In relationships, however, partners more frequently prefer to be seen and known for their beauty. Even if you have a pretty strong hunch about a micro-expression, the initial trappings of a behavior pattern, or even a sense of the unconscious revealing itself, a partner may not want to hear about it, especially when she’s in the thick of it. Some observations, no matter how accurate, are not immediately welcome. No partner wants a detached observation of their situation. They want a present and accepting partner who can hold them with compassion.
So, now to my point: what does one do with an ability to notice subtle expressions and surprising word choice? How can someone so good at observation remain empathic in an intimate relationship?
Perhaps, notice privately, and choose an appropriate emotional response and a course of action that includes your partner’s hopes. You are not claiming to be a mind-reader, but you are practicing care and consideration. I used to rail against what I named “speculative contribution”, envisioning instead a world where everything was clearly observed and named, and every action was framed with its context and followed with a request. That may be the paradise of a logical thinker like myself, but I prefer joining the pile of a neurodiverse humanity where people have different preferences in what observations are shared, and when.

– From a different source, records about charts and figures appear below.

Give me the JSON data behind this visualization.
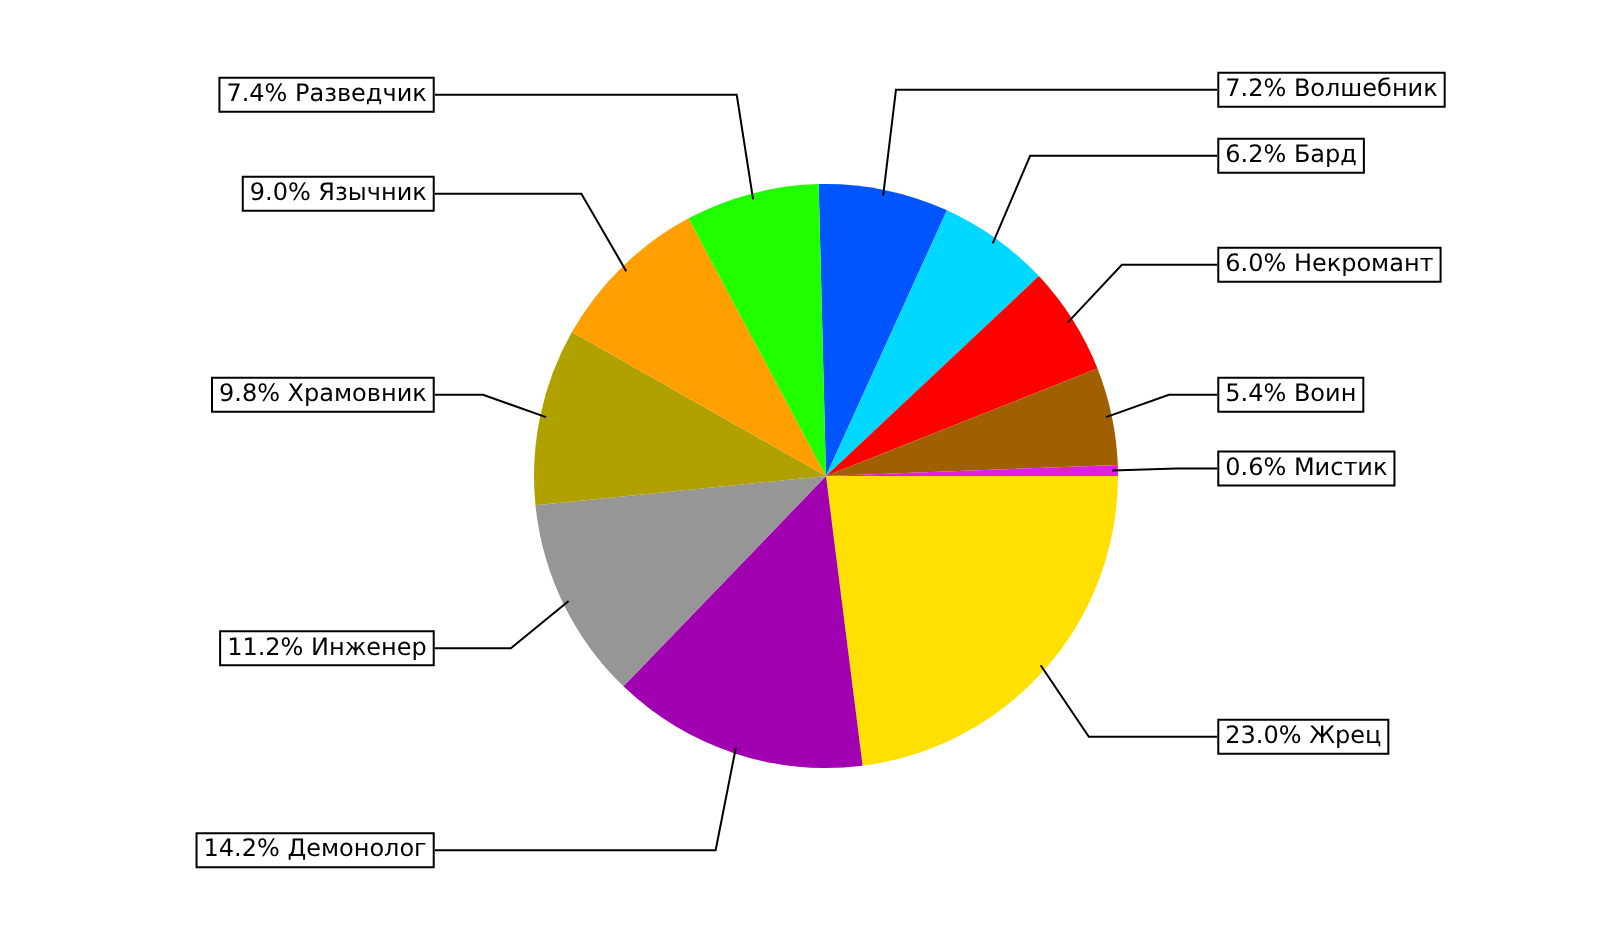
{
  "chart_data": {
    "type": "pie",
    "categories": [
      "Волшебник",
      "Бард",
      "Некромант",
      "Воин",
      "Мистик",
      "Жрец",
      "Демонолог",
      "Инженер",
      "Храмовник",
      "Язычник",
      "Разведчик"
    ],
    "values": [
      7.2,
      6.2,
      6.0,
      5.4,
      0.6,
      23.0,
      14.2,
      11.2,
      9.8,
      9.0,
      7.4
    ],
    "colors": [
      "#0055ff",
      "#00d8ff",
      "#ff0000",
      "#a06000",
      "#e020e0",
      "#ffe000",
      "#a000b0",
      "#969696",
      "#b0a000",
      "#ffa000",
      "#20ff00"
    ],
    "value_labels": [
      "7.2%",
      "6.2%",
      "6.0%",
      "5.4%",
      "0.6%",
      "23.0%",
      "14.2%",
      "11.2%",
      "9.8%",
      "9.0%",
      "7.4%"
    ],
    "legend": false
  }
}
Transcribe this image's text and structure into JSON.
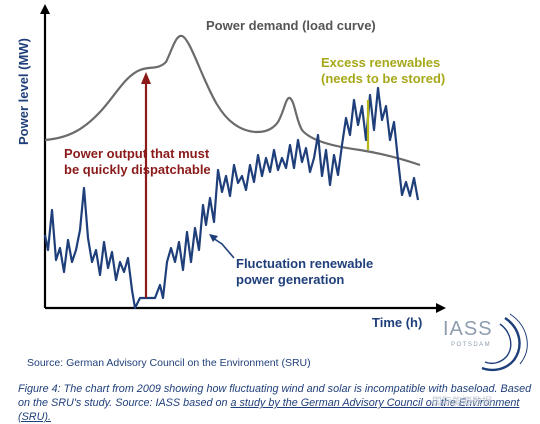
{
  "diagram": {
    "y_axis_label": "Power level (MW)",
    "x_axis_label": "Time (h)",
    "load_curve_label": "Power demand (load curve)",
    "dispatch_label": [
      "Power output that must",
      "be quickly dispatchable"
    ],
    "excess_label": [
      "Excess renewables",
      "(needs to be stored)"
    ],
    "fluctuation_label": [
      "Fluctuation renewable",
      "power generation"
    ],
    "colors": {
      "load_curve": "#6b6b6b",
      "renewables": "#1f3f7a",
      "dispatch": "#8b1a1a",
      "excess": "#b5b51a",
      "axes": "#000000",
      "label_text": "#1f3f7a"
    }
  },
  "logo": {
    "name": "IASS",
    "subtitle": "POTSDAM"
  },
  "source_line": "Source: German Advisory Council on the Environment (SRU)",
  "caption": {
    "text_before_link": "Figure 4: The chart from 2009 showing how fluctuating wind and solar is incompatible with baseload. Based on the SRU's study. Source: IASS based on ",
    "link_text": "a study  by the German Advisory Council on the Environment (SRU).",
    "text_after_link": ""
  },
  "watermark": "国际能源数据"
}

The truth is, most intelligent people are capable, upon reflection, of detached observation. In certain heated moments, however, sharing detached observations can result in the other person experiencing a sense of being accused, attacked, or prodded. If your insight is a knife, don’t cut your partner in the middle of his or her experience, whether pleasant or challenging.
Instead, wait until you are in bed, lying safely in each other’s arms.